On the way home from McAllen (5 1/2 hour drive), we reached South Austin and saw a big theater just off the interstate. The Hunger Games had opened on Friday, and Eli wanted to see it right away, but we couldn't because of the hockey tournament.

It was about 4:45 p.m., we'd been up since 5:00 a.m. (6:30 game, remember), and we were all on fumes at that point.

"Hey, I bet they have a five o'clock showing of The Hunger Games," Eli 10.8 said. "We could see it here and then go home."

"Oh my God," Gloria said, laughing.

"There is not one chance in 10 billion that we're stopping to go see that movie," I said, "but I admire your enthusiasm."

That's not even related to the post title, but it's a story that illustrates Eli in a nutshell.

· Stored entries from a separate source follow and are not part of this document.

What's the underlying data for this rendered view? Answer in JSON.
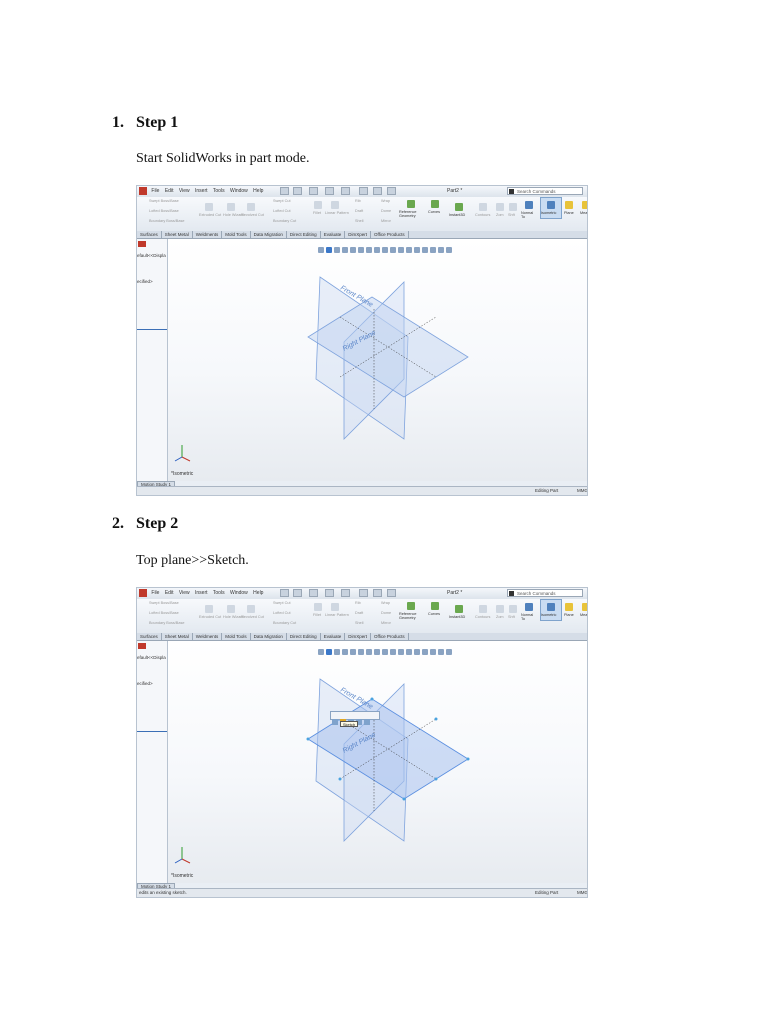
{
  "steps": [
    {
      "number": "1.",
      "title": "Step 1",
      "text": "Start SolidWorks in part mode.",
      "screenshot": {
        "menu": [
          "File",
          "Edit",
          "View",
          "Insert",
          "Tools",
          "Window",
          "Help"
        ],
        "doc_title": "Part2 *",
        "search_placeholder": "Search Commands",
        "ribbon": {
          "features": [
            "Swept Boss/Base",
            "Lofted Boss/Base",
            "Boundary Boss/Base",
            "Extruded Cut",
            "Hole Wizard",
            "Revolved Cut",
            "Swept Cut",
            "Lofted Cut",
            "Boundary Cut",
            "Fillet",
            "Linear Pattern",
            "Rib",
            "Draft",
            "Shell",
            "Wrap",
            "Dome",
            "Mirror"
          ],
          "reference_geometry": "Reference Geometry",
          "curves": "Curves",
          "instant3d": "Instant3D",
          "contours": "Contours",
          "zoom": "Zom",
          "shift": "Shft",
          "normal_to": "Normal To",
          "isometric": "Isometric",
          "plane": "Plane",
          "more": "Mea"
        },
        "tabs": [
          "Surfaces",
          "Sheet Metal",
          "Weldments",
          "Mold Tools",
          "Data Migration",
          "Direct Editing",
          "Evaluate",
          "DimXpert",
          "Office Products"
        ],
        "left_panel": [
          "efault<<Displa",
          "ecified>"
        ],
        "planes": {
          "front": "Front Plane",
          "right": "Right Plane"
        },
        "view_label": "*Isometric",
        "bottom_tab": "Motion Study 1",
        "status_left": "",
        "status_right": "Editing Part",
        "status_units": "MMG",
        "context_toolbar": false
      }
    },
    {
      "number": "2.",
      "title": "Step 2",
      "text": "Top plane>>Sketch.",
      "screenshot": {
        "menu": [
          "File",
          "Edit",
          "View",
          "Insert",
          "Tools",
          "Window",
          "Help"
        ],
        "doc_title": "Part2 *",
        "search_placeholder": "Search Commands",
        "ribbon": {
          "features": [
            "Swept Boss/Base",
            "Lofted Boss/Base",
            "Boundary Boss/Base",
            "Extruded Cut",
            "Hole Wizard",
            "Revolved Cut",
            "Swept Cut",
            "Lofted Cut",
            "Boundary Cut",
            "Fillet",
            "Linear Pattern",
            "Rib",
            "Draft",
            "Shell",
            "Wrap",
            "Dome",
            "Mirror"
          ],
          "reference_geometry": "Reference Geometry",
          "curves": "Curves",
          "instant3d": "Instant3D",
          "contours": "Contours",
          "zoom": "Zom",
          "shift": "Shft",
          "normal_to": "Normal To",
          "isometric": "Isometric",
          "plane": "Plane",
          "more": "Mea"
        },
        "tabs": [
          "Surfaces",
          "Sheet Metal",
          "Weldments",
          "Mold Tools",
          "Data Migration",
          "Direct Editing",
          "Evaluate",
          "DimXpert",
          "Office Products"
        ],
        "left_panel": [
          "efault<<Displa",
          "ecified>"
        ],
        "planes": {
          "front": "Front Plane",
          "right": "Right Plane"
        },
        "view_label": "*Isometric",
        "bottom_tab": "Motion Study 1",
        "status_left": "edits an existing sketch.",
        "status_right": "Editing Part",
        "status_units": "MMG",
        "context_toolbar": true,
        "tooltip": "Sketch"
      }
    }
  ]
}
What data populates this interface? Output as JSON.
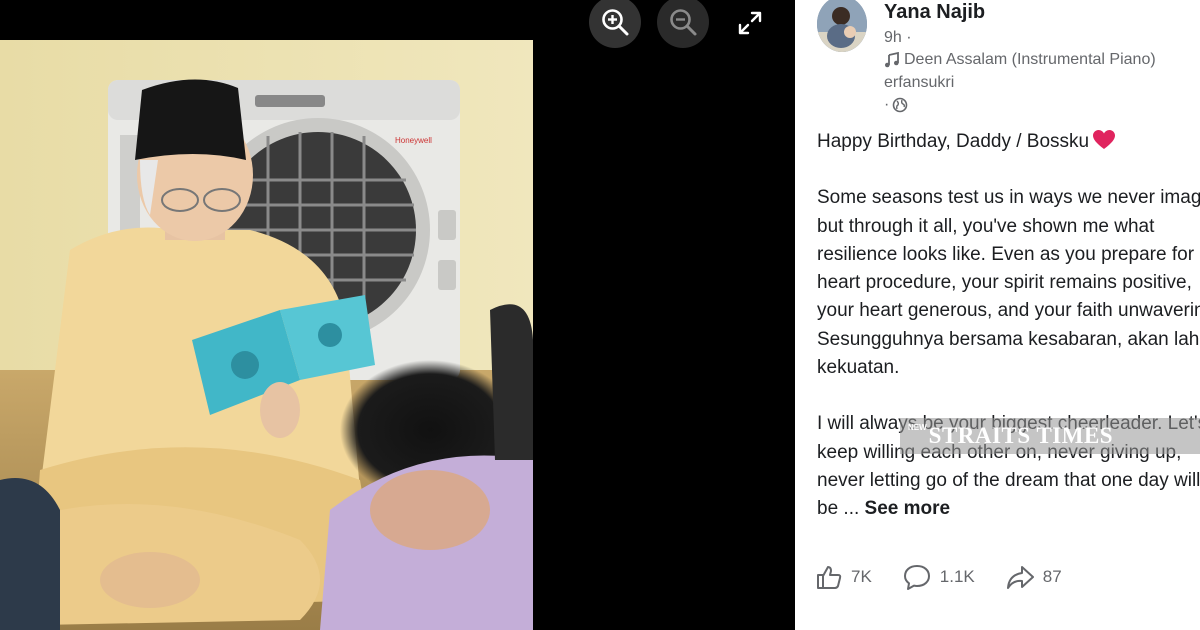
{
  "viewer": {
    "zoom_in_icon": "zoom-in-icon",
    "zoom_out_icon": "zoom-out-icon",
    "expand_icon": "fullscreen-expand-icon"
  },
  "post": {
    "author": "Yana Najib",
    "time": "9h ·",
    "music": "Deen Assalam (Instrumental Piano)",
    "music_by": "erfansukri",
    "privacy": "·",
    "lines": [
      "Happy Birthday, Daddy / Bossku",
      "",
      "Some seasons test us in ways we never imagined,",
      "but through it all, you've shown me what",
      "resilience looks like. Even as you prepare for",
      "heart procedure, your spirit remains positive,",
      "your heart generous, and your faith unwavering.",
      "Sesungguhnya bersama kesabaran, akan lahir",
      "kekuatan.",
      "",
      "I will always be your biggest cheerleader. Let's",
      "keep willing each other on, never giving up,",
      "never letting go of the dream that one day will",
      "be ..."
    ],
    "see_more": "See more"
  },
  "watermark": {
    "prefix": "NEW",
    "name": "STRAITS TIMES"
  },
  "actions": {
    "likes": "7K",
    "comments": "1.1K",
    "shares": "87"
  },
  "colors": {
    "text": "#1c1e21",
    "secondary": "#65676b",
    "heart": "#e0245e"
  }
}
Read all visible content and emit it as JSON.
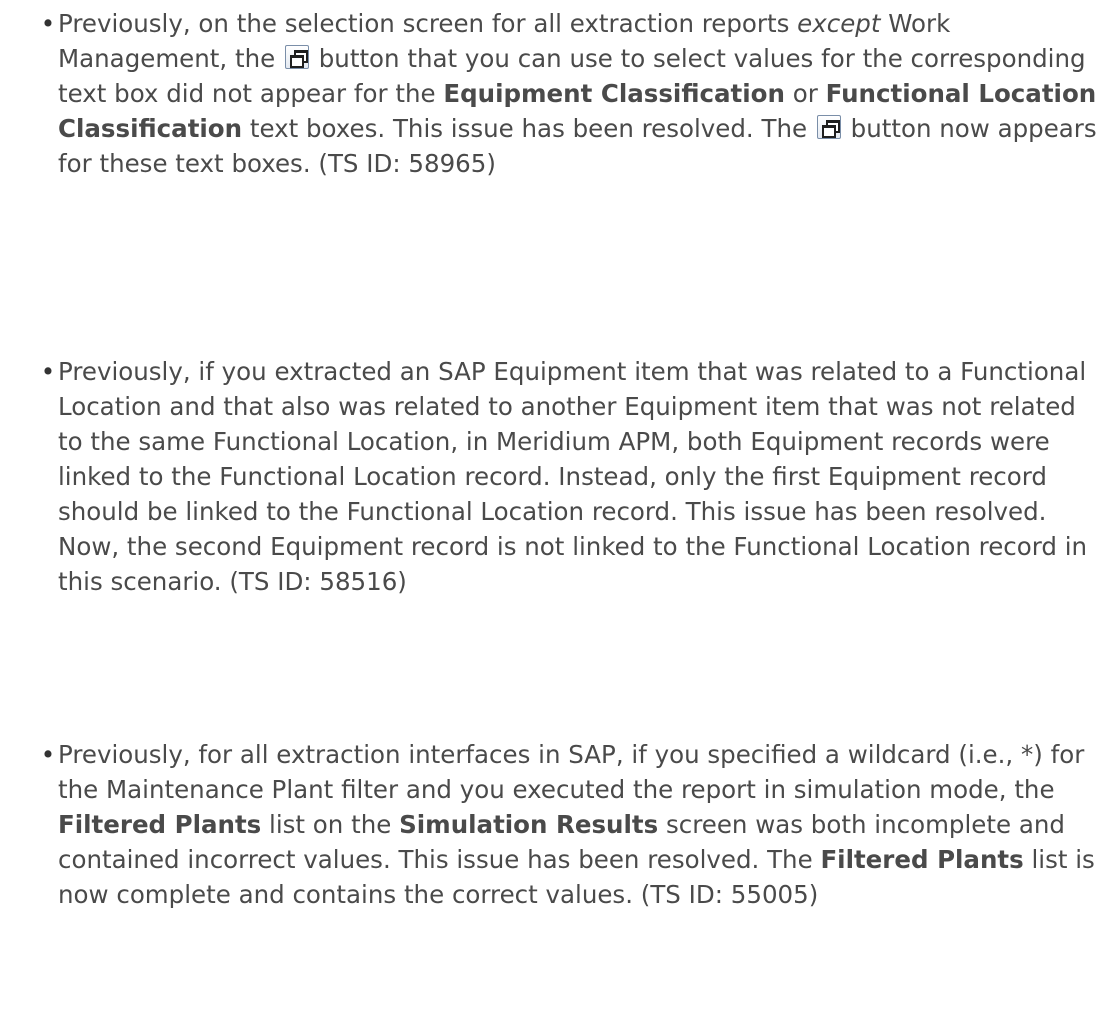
{
  "items": [
    {
      "segments": [
        {
          "t": "Previously, on the selection screen for all extraction reports "
        },
        {
          "t": "except",
          "s": "i"
        },
        {
          "t": " Work Management, the "
        },
        {
          "icon": "select-values-button-icon"
        },
        {
          "t": " button that you can use to select values for the corresponding text box did not appear for the "
        },
        {
          "t": "Equipment Classification",
          "s": "b"
        },
        {
          "t": " or "
        },
        {
          "t": "Functional Location Classification",
          "s": "b"
        },
        {
          "t": " text boxes. This issue has been resolved. The "
        },
        {
          "icon": "select-values-button-icon"
        },
        {
          "t": " button now appears for these text boxes. (TS ID: 58965)"
        }
      ]
    },
    {
      "segments": [
        {
          "t": "Previously, if you extracted an SAP Equipment item that was related to a Functional Location and that also was related to another Equipment item that was not related to the same Functional Location, in Meridium APM, both Equipment records were linked to the Functional Location record. Instead, only the first Equipment record should be linked to the Functional Location record. This issue has been resolved. Now, the second Equipment record is not linked to the Functional Location record in this scenario. (TS ID: 58516)"
        }
      ]
    },
    {
      "segments": [
        {
          "t": "Previously, for all extraction interfaces in SAP, if you specified a wildcard (i.e., *) for the Maintenance Plant filter and you executed the report in simulation mode, the "
        },
        {
          "t": "Filtered Plants",
          "s": "b"
        },
        {
          "t": " list on the "
        },
        {
          "t": "Simulation Results",
          "s": "b"
        },
        {
          "t": " screen was both incomplete and contained incorrect values. This issue has been resolved. The "
        },
        {
          "t": "Filtered Plants",
          "s": "b"
        },
        {
          "t": " list is now complete and contains the correct values. (TS ID: 55005)"
        }
      ]
    }
  ],
  "bullet_glyph": "•"
}
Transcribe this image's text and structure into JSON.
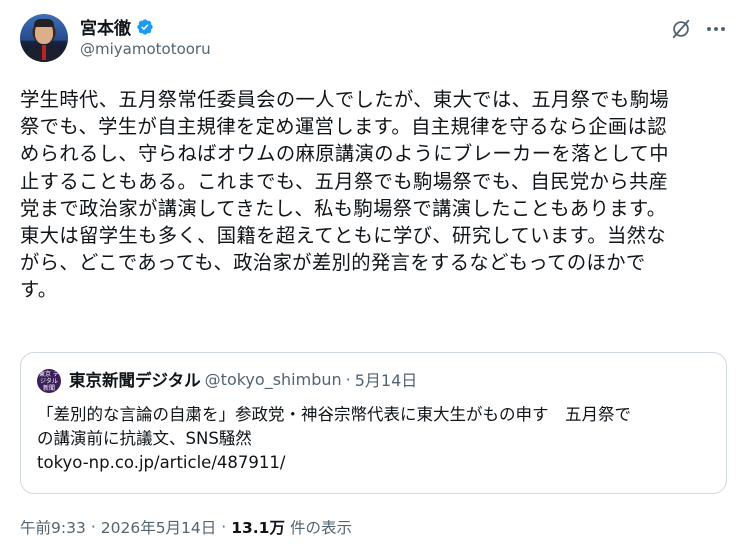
{
  "author": {
    "name": "宮本徹",
    "handle": "@miyamototooru",
    "verified": true,
    "verified_color": "#1d9bf0"
  },
  "tweet": {
    "lines": [
      "学生時代、五月祭常任委員会の一人でしたが、東大では、五月祭でも駒場",
      "祭でも、学生が自主規律を定め運営します。自主規律を守るなら企画は認",
      "められるし、守らねばオウムの麻原講演のようにブレーカーを落として中",
      "止することもある。これまでも、五月祭でも駒場祭でも、自民党から共産",
      "党まで政治家が講演してきたし、私も駒場祭で講演したこともあります。",
      "東大は留学生も多く、国籍を超えてともに学び、研究しています。当然な",
      "がら、どこであっても、政治家が差別的発言をするなどもってのほかで",
      "す。"
    ]
  },
  "quote": {
    "avatar_text": "東京 デジタル 新聞",
    "name": "東京新聞デジタル",
    "handle": "@tokyo_shimbun",
    "separator": "·",
    "date": "5月14日",
    "lines": [
      "「差別的な言論の自粛を」参政党・神谷宗幣代表に東大生がもの申す　五月祭で",
      "の講演前に抗議文、SNS騒然",
      "tokyo-np.co.jp/article/487911/"
    ]
  },
  "meta": {
    "time": "午前9:33",
    "separator": "·",
    "date": "2026年5月14日",
    "separator2": "·",
    "views_count": "13.1万",
    "views_label": "件の表示"
  },
  "icons": {
    "top_right_1": "grok-icon",
    "top_right_2": "more-icon"
  },
  "colors": {
    "text": "#0f1419",
    "secondary": "#536471",
    "border": "#cfd9de",
    "accent": "#1d9bf0"
  }
}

He's always ready for one more thing.

After we got home, I was upstairs with Gloria, and she was unpacking some bags. "I'm so tired I've forgotten what normal tired feels like," she said, and we both laughed.

The next day, I put in a new front yard. Didn't see that coming, did you?

"Are you sure you want to do this?" Gloria asked me the night before. "We could still get somebody to put it in for us."

"I asked those somebody's, and the price quotes were outrageous," I said.

"But there's yard preparation, and laying down topsoil, and--"

"Look," I said. "It's grass. It's not fine china. It's resilient. I'll rake the front yard, slap it down as soon as the truck gets here, and water it every day. I've never laid down turf, but I played a lot of Tetris, and this is just playing Tetris with sod. I'm not paying somebody else to play environmental Tetris."

This was all fairly reasonable, except for one thing: nobody told me how much a palette of grass weighs.

The number, in case you're wondering, is about 2000 pounds. Eli was in school (we tried to do it during Spring Break, but it rained so much that they couldn't cut the grass), and Gloria had a work crisis, so it was just me in versus mode: mano a hierba.

I did get all the grass put down and lined up and watered. It was not easy. Well, the process was easy. The whole "my body has to do all this" was not easy.

It's been a week now, though, and there still have been no deaths. Mine or the grass.